In this work, the use of multivariate time series regression with graph neural networks was presented. Our method (TISER-GCN) proposed a unique way to leverage features from convolutional layers as node features in a GCN. The proposed model is tested on two seismic datasets with different characteristics, demonstrating the generalizability of the model. Our model outperforms the best performing baselines by 16.1% on average on the CI dataset and 16.5% on the CW dataset in terms of MSE. Therefore, besides the original baseline of [15], the adjusted version of [14] and GAT layers [17] also showed weaker performance compared to our model. The experiments demonstrate the impressive power of TISER-GCN, i. e., of our proposed GCN model when processing spatial information, since the tested deep learning models were provided with the same input. More crucially, especially when taking into account the use case of early warning systems, our model can match the performance of the baselines by using half of the input window length on both datasets. Such a reduction can help with faster earthquake early warnings (half the input means a faster response).

One important message which we want to emphasize is that the architecture of the original CNN model by [15] could also be improved from an only CNN perspective.

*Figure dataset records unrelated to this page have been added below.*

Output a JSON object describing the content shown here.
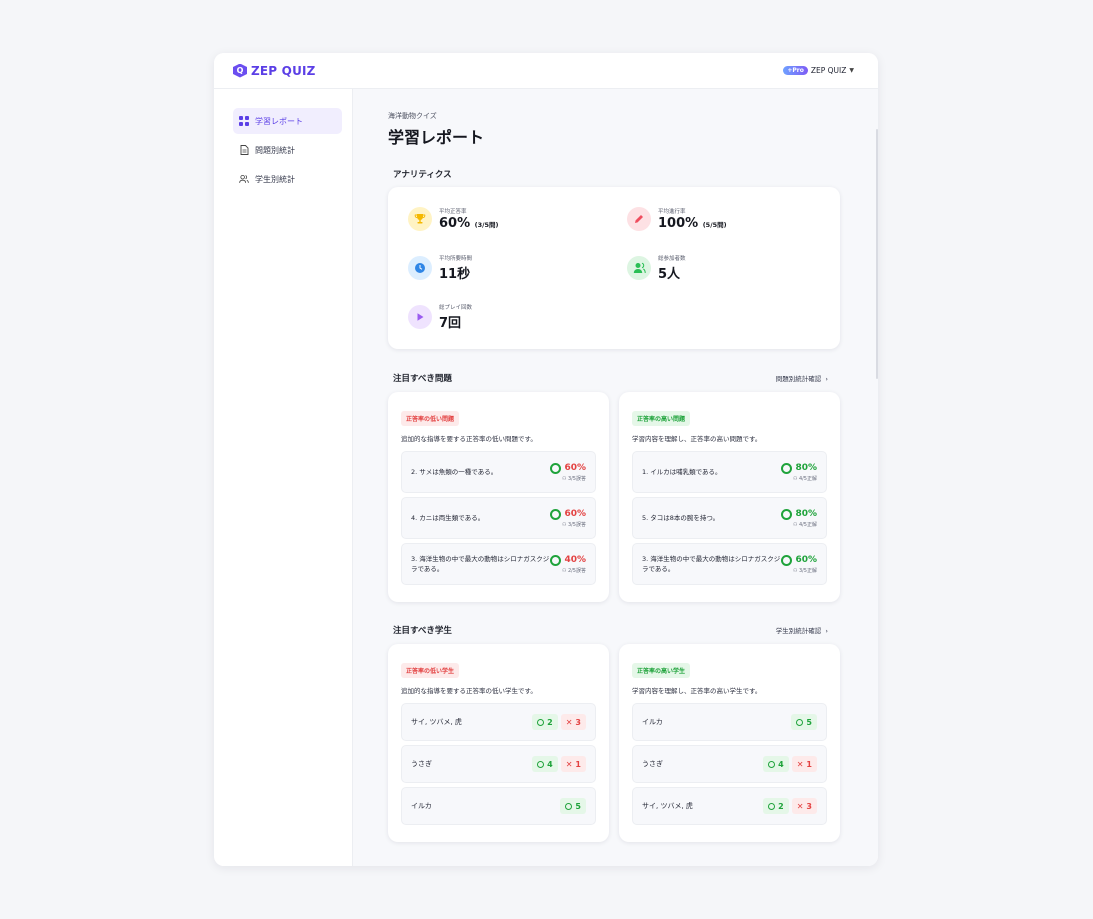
{
  "brand": {
    "name": "ZEP QUIZ",
    "logo_letter": "Q"
  },
  "account": {
    "badge": "Pro",
    "name": "ZEP QUIZ"
  },
  "sidebar": {
    "items": [
      {
        "label": "学習レポート",
        "icon": "grid-icon",
        "active": true
      },
      {
        "label": "問題別統計",
        "icon": "document-icon",
        "active": false
      },
      {
        "label": "学生別統計",
        "icon": "users-icon",
        "active": false
      }
    ]
  },
  "header": {
    "subtitle": "海洋動物クイズ",
    "title": "学習レポート"
  },
  "analytics": {
    "title": "アナリティクス",
    "metrics": [
      {
        "label": "平均正答率",
        "value": "60%",
        "detail": "(3/5問)",
        "icon": "trophy-icon",
        "color": "#f5b800"
      },
      {
        "label": "平均進行率",
        "value": "100%",
        "detail": "(5/5問)",
        "icon": "pencil-icon",
        "color": "#ef4d5e"
      },
      {
        "label": "平均所要時間",
        "value": "11秒",
        "detail": "",
        "icon": "clock-icon",
        "color": "#2f86e6"
      },
      {
        "label": "総参加者数",
        "value": "5人",
        "detail": "",
        "icon": "users-icon",
        "color": "#2bbf55"
      },
      {
        "label": "総プレイ回数",
        "value": "7回",
        "detail": "",
        "icon": "play-icon",
        "color": "#9b5cf0"
      }
    ]
  },
  "questions_section": {
    "title": "注目すべき問題",
    "link": "問題別統計確認",
    "low": {
      "tag": "正答率の低い問題",
      "desc": "追加的な指導を要する正答率の低い問題です。",
      "items": [
        {
          "text": "2. サメは魚類の一種である。",
          "pct": "60%",
          "count": "3/5誤答"
        },
        {
          "text": "4. カニは両生類である。",
          "pct": "60%",
          "count": "3/5誤答"
        },
        {
          "text": "3. 海洋生物の中で最大の動物はシロナガスクジラである。",
          "pct": "40%",
          "count": "2/5誤答"
        }
      ]
    },
    "high": {
      "tag": "正答率の高い問題",
      "desc": "学習内容を理解し、正答率の高い問題です。",
      "items": [
        {
          "text": "1. イルカは哺乳類である。",
          "pct": "80%",
          "count": "4/5正解"
        },
        {
          "text": "5. タコは8本の腕を持つ。",
          "pct": "80%",
          "count": "4/5正解"
        },
        {
          "text": "3. 海洋生物の中で最大の動物はシロナガスクジラである。",
          "pct": "60%",
          "count": "3/5正解"
        }
      ]
    }
  },
  "students_section": {
    "title": "注目すべき学生",
    "link": "学生別統計確認",
    "low": {
      "tag": "正答率の低い学生",
      "desc": "追加的な指導を要する正答率の低い学生です。",
      "items": [
        {
          "name": "サイ, ツバメ, 虎",
          "correct": "2",
          "wrong": "3"
        },
        {
          "name": "うさぎ",
          "correct": "4",
          "wrong": "1"
        },
        {
          "name": "イルカ",
          "correct": "5",
          "wrong": ""
        }
      ]
    },
    "high": {
      "tag": "正答率の高い学生",
      "desc": "学習内容を理解し、正答率の高い学生です。",
      "items": [
        {
          "name": "イルカ",
          "correct": "5",
          "wrong": ""
        },
        {
          "name": "うさぎ",
          "correct": "4",
          "wrong": "1"
        },
        {
          "name": "サイ, ツバメ, 虎",
          "correct": "2",
          "wrong": "3"
        }
      ]
    }
  }
}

However, to make the comparison more fair, and to observe more directly the actual effect of the GCN layers on the prediction results, we decided to alter the model architecture as little as possible to demonstrate the difference in performance between a classical CNN approach compared to our proposed model.

For future research, other methods of creating the initial adjacency matrix will be investigated, because the results of the cutoff parameter experiments in the ablation study reveal the effect the graph creation steps have on the performance in the CW network. Examples include; to keep the top-k edges for each node or using exponential decaying functions as in [48]. Furthermore, other node features could be added to the node feature vector to improve predictions. For example, the angle between two stations could be added as an edge feature, or the absolute distance between two stations can be used. Here, also explanation techniques [49, 50] could yield interesting insights, in order to lead feature construction and modeling.

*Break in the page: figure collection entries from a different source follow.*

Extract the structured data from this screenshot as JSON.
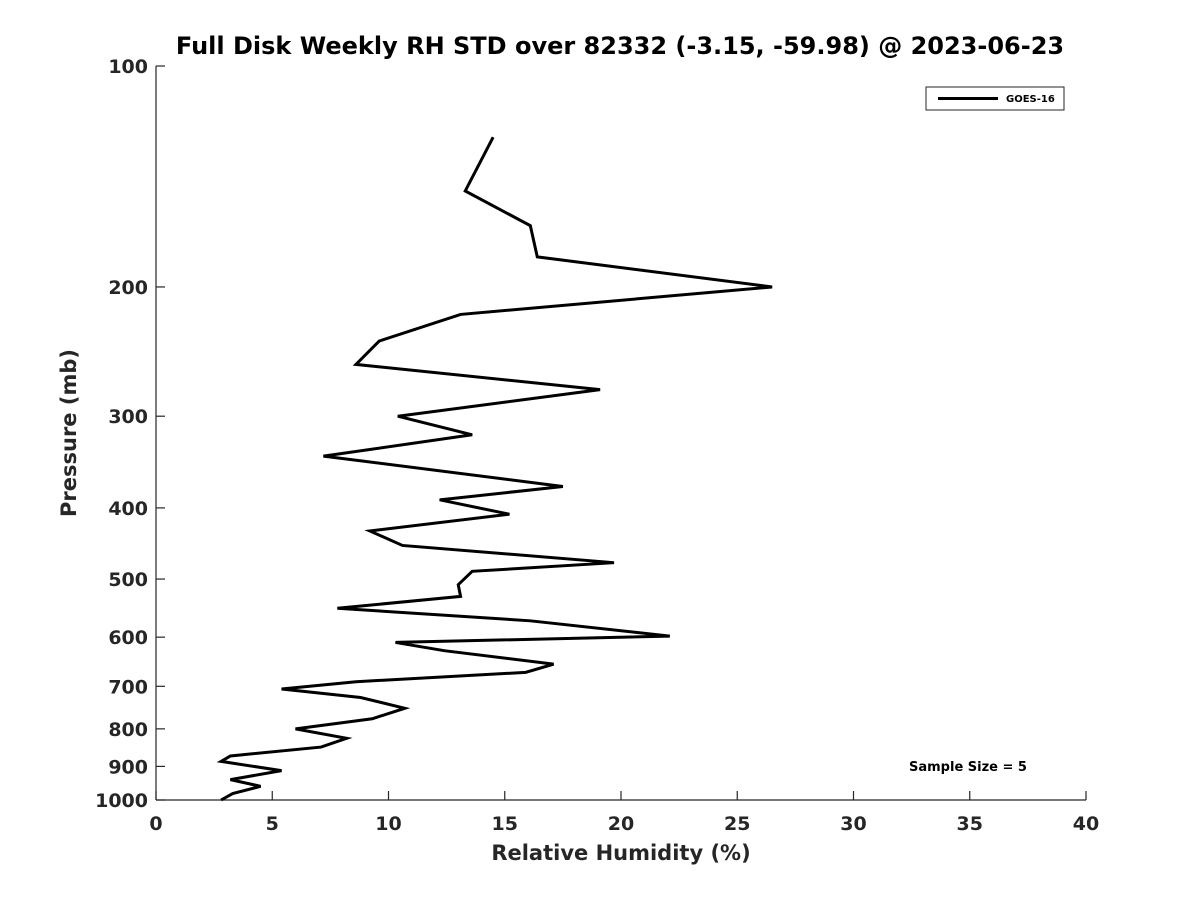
{
  "chart_data": {
    "type": "line",
    "title": "Full Disk Weekly RH STD over 82332 (-3.15, -59.98) @ 2023-06-23",
    "xlabel": "Relative Humidity (%)",
    "ylabel": "Pressure (mb)",
    "xlim": [
      0,
      40
    ],
    "ylim": [
      100,
      1000
    ],
    "yscale": "log",
    "yreversed": true,
    "xticks": [
      0,
      5,
      10,
      15,
      20,
      25,
      30,
      35,
      40
    ],
    "yticks": [
      100,
      200,
      300,
      400,
      500,
      600,
      700,
      800,
      900,
      1000
    ],
    "grid": false,
    "legend": {
      "position": "top-right",
      "entries": [
        "GOES-16"
      ]
    },
    "annotation": "Sample Size = 5",
    "series": [
      {
        "name": "GOES-16",
        "color": "#000000",
        "x": [
          14.5,
          13.3,
          16.1,
          16.4,
          26.5,
          13.1,
          9.6,
          8.6,
          19.1,
          10.4,
          13.6,
          7.2,
          17.5,
          12.2,
          15.2,
          9.2,
          10.6,
          19.7,
          13.6,
          13.0,
          13.1,
          7.8,
          16.1,
          22.1,
          10.3,
          12.4,
          17.1,
          15.9,
          8.6,
          5.4,
          8.8,
          10.7,
          9.3,
          6.0,
          8.2,
          7.1,
          3.2,
          2.8,
          5.4,
          3.2,
          4.5,
          3.3,
          2.8
        ],
        "y": [
          125,
          148,
          165,
          182,
          200,
          218,
          237,
          255,
          276,
          300,
          318,
          340,
          374,
          390,
          408,
          430,
          450,
          475,
          488,
          509,
          528,
          548,
          570,
          598,
          610,
          626,
          653,
          670,
          690,
          706,
          725,
          750,
          775,
          800,
          824,
          847,
          871,
          886,
          912,
          938,
          958,
          980,
          1000
        ]
      }
    ]
  }
}
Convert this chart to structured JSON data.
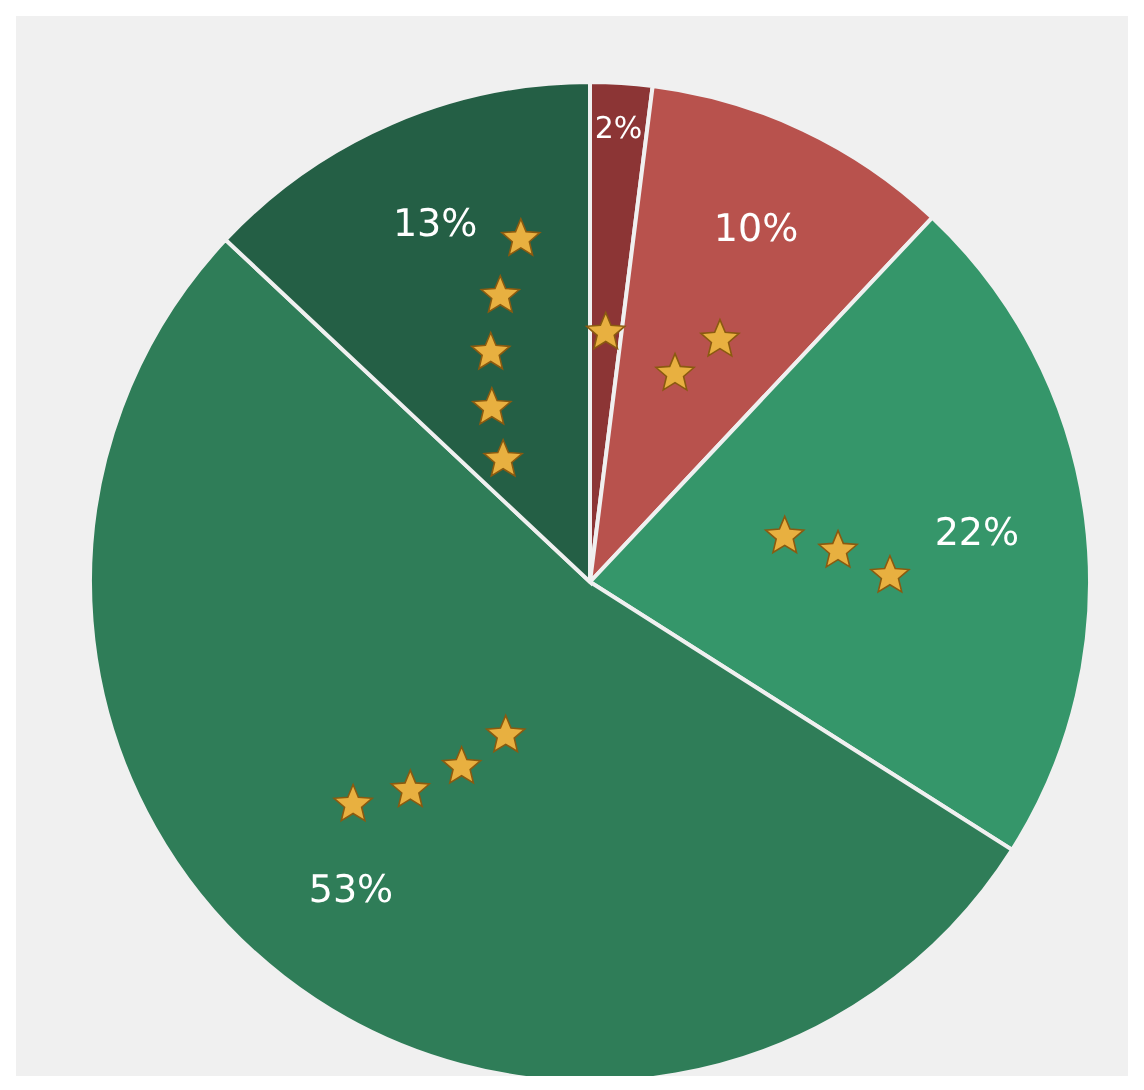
{
  "chart_data": {
    "type": "pie",
    "categories": [
      null,
      null,
      null,
      null,
      null
    ],
    "values": [
      2,
      10,
      22,
      53,
      13
    ],
    "colors": [
      "#8c3535",
      "#b8524d",
      "#35966a",
      "#2f7d58",
      "#245f45"
    ],
    "value_labels": [
      "2%",
      "10%",
      "22%",
      "53%",
      "13%"
    ]
  }
}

In addition, we plan to test our model on other (types of) datasets. For example, both networks now consisted of 39 nodes. It would be interesting how our architecture would scale to datasets featuring 200 or more nodes. Also, to test the transfer learning capabilities of our model, perhaps adding the spatial information to a pre-trained model on one dataset could make it more adaptable for other networks with different data characteristics.

Lastly, our architecture was built to be easily adaptable for other tasks (involving regression or classification). Inspiration can be taken from the examples of [7], however, there could be as well many other types of datasets where scalar or vector value quantities, either associated to a single node or to the entire graph are to be predicted. Therefore, we encourage readers to take Fig. 4 as a departure point for other analysis tasks.